I am trying to receive data on a socket. It will be a mix of UTF-8 and UTF-16 depending on what is sent to me. I am trying to find a way to detect if it is UTF-8/UTF-16 but am running into a issue.
data = b"\x00D\x00E\x00S\x00K\x00T\x00O\x00P\x00-\x00\x15\x04\x19\x04\x19\x04'\x04\x13\x04\x14\x04\x14\x04\x00\x00"
def is_ascii(s):
return all(ord(c) < 128 for c in s)
def print_to_screen(data):
if is_ascii(str(data)):
print("RECV 8: " + data.decode())
else:
print("RECV 16: " + data.decode('utf-16'))
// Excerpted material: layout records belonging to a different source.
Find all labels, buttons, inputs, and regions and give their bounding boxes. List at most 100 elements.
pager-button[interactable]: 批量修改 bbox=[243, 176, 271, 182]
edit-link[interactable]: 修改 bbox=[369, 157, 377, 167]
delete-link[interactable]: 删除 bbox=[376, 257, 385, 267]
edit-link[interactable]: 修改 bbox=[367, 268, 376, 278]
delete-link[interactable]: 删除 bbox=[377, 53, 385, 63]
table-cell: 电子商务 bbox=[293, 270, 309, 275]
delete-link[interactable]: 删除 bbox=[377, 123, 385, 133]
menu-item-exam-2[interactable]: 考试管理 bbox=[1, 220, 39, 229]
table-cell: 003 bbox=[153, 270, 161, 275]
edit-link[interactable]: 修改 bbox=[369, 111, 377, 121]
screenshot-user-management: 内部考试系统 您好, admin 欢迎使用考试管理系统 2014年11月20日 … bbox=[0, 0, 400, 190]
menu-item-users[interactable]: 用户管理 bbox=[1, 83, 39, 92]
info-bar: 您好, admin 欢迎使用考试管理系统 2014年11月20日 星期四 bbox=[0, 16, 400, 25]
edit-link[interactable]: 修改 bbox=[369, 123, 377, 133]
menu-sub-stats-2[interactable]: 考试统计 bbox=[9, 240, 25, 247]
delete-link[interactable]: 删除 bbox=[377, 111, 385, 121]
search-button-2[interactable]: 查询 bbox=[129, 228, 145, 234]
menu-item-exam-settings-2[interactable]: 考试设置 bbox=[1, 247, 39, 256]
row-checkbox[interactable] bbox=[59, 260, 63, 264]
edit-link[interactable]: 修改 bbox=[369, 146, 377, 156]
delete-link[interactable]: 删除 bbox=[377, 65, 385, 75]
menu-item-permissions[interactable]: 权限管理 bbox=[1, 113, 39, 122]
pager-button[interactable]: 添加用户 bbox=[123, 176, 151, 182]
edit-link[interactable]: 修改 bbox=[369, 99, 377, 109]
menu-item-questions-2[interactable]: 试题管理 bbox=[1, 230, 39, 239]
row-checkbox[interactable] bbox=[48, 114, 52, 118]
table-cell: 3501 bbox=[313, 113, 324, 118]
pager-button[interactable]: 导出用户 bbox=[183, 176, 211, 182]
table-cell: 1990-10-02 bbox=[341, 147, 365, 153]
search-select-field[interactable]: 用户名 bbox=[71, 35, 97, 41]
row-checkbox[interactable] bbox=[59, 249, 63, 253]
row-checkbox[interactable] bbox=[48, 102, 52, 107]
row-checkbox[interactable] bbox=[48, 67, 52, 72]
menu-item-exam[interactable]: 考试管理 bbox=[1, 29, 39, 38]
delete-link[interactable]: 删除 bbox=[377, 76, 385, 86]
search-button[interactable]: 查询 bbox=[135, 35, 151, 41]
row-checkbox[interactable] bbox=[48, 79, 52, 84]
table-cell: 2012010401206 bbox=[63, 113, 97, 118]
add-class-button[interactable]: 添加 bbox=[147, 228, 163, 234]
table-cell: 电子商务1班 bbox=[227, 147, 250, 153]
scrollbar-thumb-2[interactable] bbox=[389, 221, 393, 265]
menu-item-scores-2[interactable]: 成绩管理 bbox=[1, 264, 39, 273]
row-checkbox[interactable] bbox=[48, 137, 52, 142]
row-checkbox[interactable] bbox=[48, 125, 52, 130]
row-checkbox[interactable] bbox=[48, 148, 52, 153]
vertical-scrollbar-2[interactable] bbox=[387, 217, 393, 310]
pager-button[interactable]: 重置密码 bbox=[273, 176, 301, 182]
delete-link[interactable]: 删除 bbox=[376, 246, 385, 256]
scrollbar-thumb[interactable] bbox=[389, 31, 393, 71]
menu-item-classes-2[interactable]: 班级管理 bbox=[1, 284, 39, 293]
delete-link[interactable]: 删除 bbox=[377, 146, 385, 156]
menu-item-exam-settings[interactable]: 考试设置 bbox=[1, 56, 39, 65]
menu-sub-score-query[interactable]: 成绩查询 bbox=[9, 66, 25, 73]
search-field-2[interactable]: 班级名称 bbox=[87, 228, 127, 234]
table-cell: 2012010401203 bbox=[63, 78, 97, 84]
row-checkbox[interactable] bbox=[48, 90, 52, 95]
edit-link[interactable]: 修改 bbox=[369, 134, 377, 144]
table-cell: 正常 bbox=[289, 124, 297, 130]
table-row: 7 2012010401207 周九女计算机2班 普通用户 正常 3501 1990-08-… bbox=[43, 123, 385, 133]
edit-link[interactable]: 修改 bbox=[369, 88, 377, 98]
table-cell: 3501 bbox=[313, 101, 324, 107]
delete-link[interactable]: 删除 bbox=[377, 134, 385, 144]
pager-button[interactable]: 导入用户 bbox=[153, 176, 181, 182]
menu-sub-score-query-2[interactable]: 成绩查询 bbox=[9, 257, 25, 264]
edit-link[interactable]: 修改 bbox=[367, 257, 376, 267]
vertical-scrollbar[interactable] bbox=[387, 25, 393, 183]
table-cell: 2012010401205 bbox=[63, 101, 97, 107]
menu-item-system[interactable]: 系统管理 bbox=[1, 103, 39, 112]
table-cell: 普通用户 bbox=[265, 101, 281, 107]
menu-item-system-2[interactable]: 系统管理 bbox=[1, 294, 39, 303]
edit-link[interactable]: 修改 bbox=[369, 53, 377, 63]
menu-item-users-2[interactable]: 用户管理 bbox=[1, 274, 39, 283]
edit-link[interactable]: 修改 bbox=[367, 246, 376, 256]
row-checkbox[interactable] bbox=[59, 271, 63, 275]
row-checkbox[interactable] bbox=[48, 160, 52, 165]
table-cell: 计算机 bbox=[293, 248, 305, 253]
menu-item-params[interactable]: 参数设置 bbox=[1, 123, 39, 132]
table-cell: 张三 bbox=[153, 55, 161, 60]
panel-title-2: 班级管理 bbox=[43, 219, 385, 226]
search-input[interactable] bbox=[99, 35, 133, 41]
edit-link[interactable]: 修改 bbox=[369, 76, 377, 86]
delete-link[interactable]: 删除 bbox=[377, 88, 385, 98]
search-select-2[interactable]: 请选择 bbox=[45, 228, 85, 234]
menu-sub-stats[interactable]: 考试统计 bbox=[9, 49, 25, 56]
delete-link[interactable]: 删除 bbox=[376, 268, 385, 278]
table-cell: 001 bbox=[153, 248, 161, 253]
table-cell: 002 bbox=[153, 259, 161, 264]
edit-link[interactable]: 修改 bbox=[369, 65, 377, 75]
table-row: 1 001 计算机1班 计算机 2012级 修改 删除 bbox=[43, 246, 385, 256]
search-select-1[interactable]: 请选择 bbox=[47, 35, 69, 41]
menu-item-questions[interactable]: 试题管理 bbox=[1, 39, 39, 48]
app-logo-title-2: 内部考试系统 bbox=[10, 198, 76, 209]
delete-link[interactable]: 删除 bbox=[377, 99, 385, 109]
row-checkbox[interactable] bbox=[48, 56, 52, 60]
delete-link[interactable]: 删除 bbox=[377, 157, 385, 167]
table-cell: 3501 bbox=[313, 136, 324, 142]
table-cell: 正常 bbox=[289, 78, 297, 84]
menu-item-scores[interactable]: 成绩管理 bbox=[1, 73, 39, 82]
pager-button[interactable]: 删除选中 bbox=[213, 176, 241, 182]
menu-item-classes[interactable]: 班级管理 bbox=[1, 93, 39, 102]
The data should be: DESKTOP-ЕЙЙЧГДД
It is always printing as if it is UTF-8. I am not sure if I need to alter is_ascii
or find another way to do what I am doing.
EDIT:
data = b"D\x00E\x00S\x00K\x00T\x00O\x00P\x00-\x00\x15\x04\x19\x04\x19\x04'\x04\x13\x04\x14\x04\x14\x04\x00\x00"
try:
data = data.decode('utf-8')
except:
data = data.decode('utf-16')
print(data)
It will convert half of the data which will print DESKTOP- and it won't decode the other half.